According to an experiment performed by the inventors, the deployment of the proposed model on trip pattern prediction task that predicts which location user will visit at certain time given his/her trip history was explored. The dataset includes user location tracking including driving. Raw features of the experiment include: user ID, location_gps_grid_ID, timestamp, 200 users, 5000 locations through a 200 m×200 m grid by map segmentation, performed over a 6-month period. We assume we have a user interaction for user u to be={(visit location i0 at time t0), . . . , (visit location iT at time TT)}. We use the first k of Iu to predict the k+1-th visit in the training set, where data contains both location i and timestamp t information for the visit, and we use the first n−1 visit to predict the last one in the test set.

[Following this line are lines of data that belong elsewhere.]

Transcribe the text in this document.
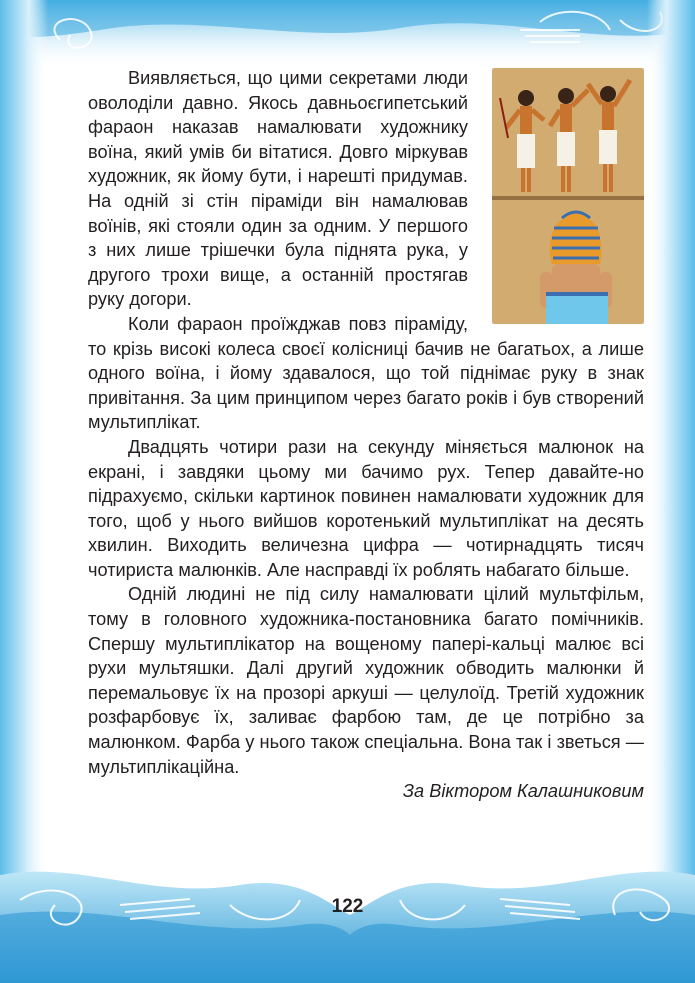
Виявляється, що цими секретами люди оволоділи давно. Якось давньоєгипетський фараон наказав намалювати художнику воїна, який умів би вітатися. Довго міркував художник, як йому бути, і нарешті придумав. На одній зі стін піраміди він намалював воїнів, які стояли один за одним. У першого з них лише трішечки була піднята рука, у другого трохи вище, а останній простягав руку догори.

Коли фараон проїжджав повз піраміду, то крізь високі колеса своєї колісниці бачив не багатьох, а лише одного воїна, і йому здавалося, що той піднімає руку в знак привітання. За цим принципом через багато років і був створений мультиплікат.

Двадцять чотири рази на секунду міняється малюнок на екрані, і завдяки цьому ми бачимо рух. Тепер давайте-но підрахуємо, скільки картинок повинен намалювати художник для того, щоб у нього вийшов коротенький мультиплікат на десять хвилин. Виходить величезна цифра — чотирнадцять тисяч чотириста малюнків. Але насправді їх роблять набагато більше.

Одній людині не під силу намалювати цілий мультфільм, тому в головного художника-постановника багато помічників. Спершу мультиплікатор на вощеному папері-кальці малює всі рухи мультяшки. Далі другий художник обводить малюнки й перемальовує їх на прозорі аркуші — целулоїд. Третій художник розфарбовує їх, заливає фарбою там, де це потрібно за малюнком. Фарба у нього також спеціальна. Вона так і зветься — мультиплікаційна.

За Віктором Калашниковим

122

We model the context feature through introducing three different types of object embedding for location, hour of day, day of week, respectively. We reported the top N-best matching accuracy that is widely used in a recommendation system to measure the performance. It correctly returns 1 for top N matching if the recommended item is within the top N results based on a set of M items ranked by the predicted preference of a user. The results are shown below.
The result shows a promising potential of deploying user behavior learning framework to support downstream prediction task.
In another exemplary embodiment of the present invention, a non-transitory computer-readable medium is encoded with a computer program that performs the above-described method. Common forms of non-transitory computer-readable media include, for example, a floppy disk, a flexible disk, hard disk, magnetic tape, or any other magnetic medium, a CD-ROM, any other optical medium, punch cards, paper tape, any other physical medium with patterns of holes, a RAM, a PROM, an EPROM, a FLASH-EPROM, any other memory chip or cartridge, or any other medium from which a computer can read.
The present invention provides a number of significant advantages over conventional systems and methods. The present invention provides the predicted trip algorithm framework that supports notification-based and request-based use cases and scenarios. Due to the embedding framework, the information provided to the user is enriched by temporal and spatial context modeling by measuring the similarity (e.g., home or office) among different users from different places, and by inferring improved predictions from time, location and trip.
The present invention provides an algorithm that can achieve the following benefits: low complexity, which improves the service online computation; improved user experience by leveraging personal context to have better predicted performance; and a technical solution to address data sparsity. Further, the predictive performance is improved by addressing the fine granularity of personal context and the coarse granularity of data sparsity. The algorithm according to the present invention is able to extend to other contexts, behaviors and services. Additionally, the present invention enables more smart services, e.g. smart search, smart preconditioning, smart charging, time-to-leave, except the predicted trip for smart navigation. For the predicted destination, arrival time and route, the present invention is able to provide to the user richer information about traffic and happenings along the route, reserve the parking and restaurant, etc., all around the destinations, as well as provide deal recommendations, local pedestrian map for the last mile of a trip or connected transportation service, and the like.
The foregoing disclosure has been set forth merely to illustrate the invention and is not intended to be limiting. Since modifications of the disclosed embodiments incorporating the spirit and substance of the invention may occur to persons skilled in the art, the invention should be construed to include everything within the scope of the appended claims and equivalents thereof.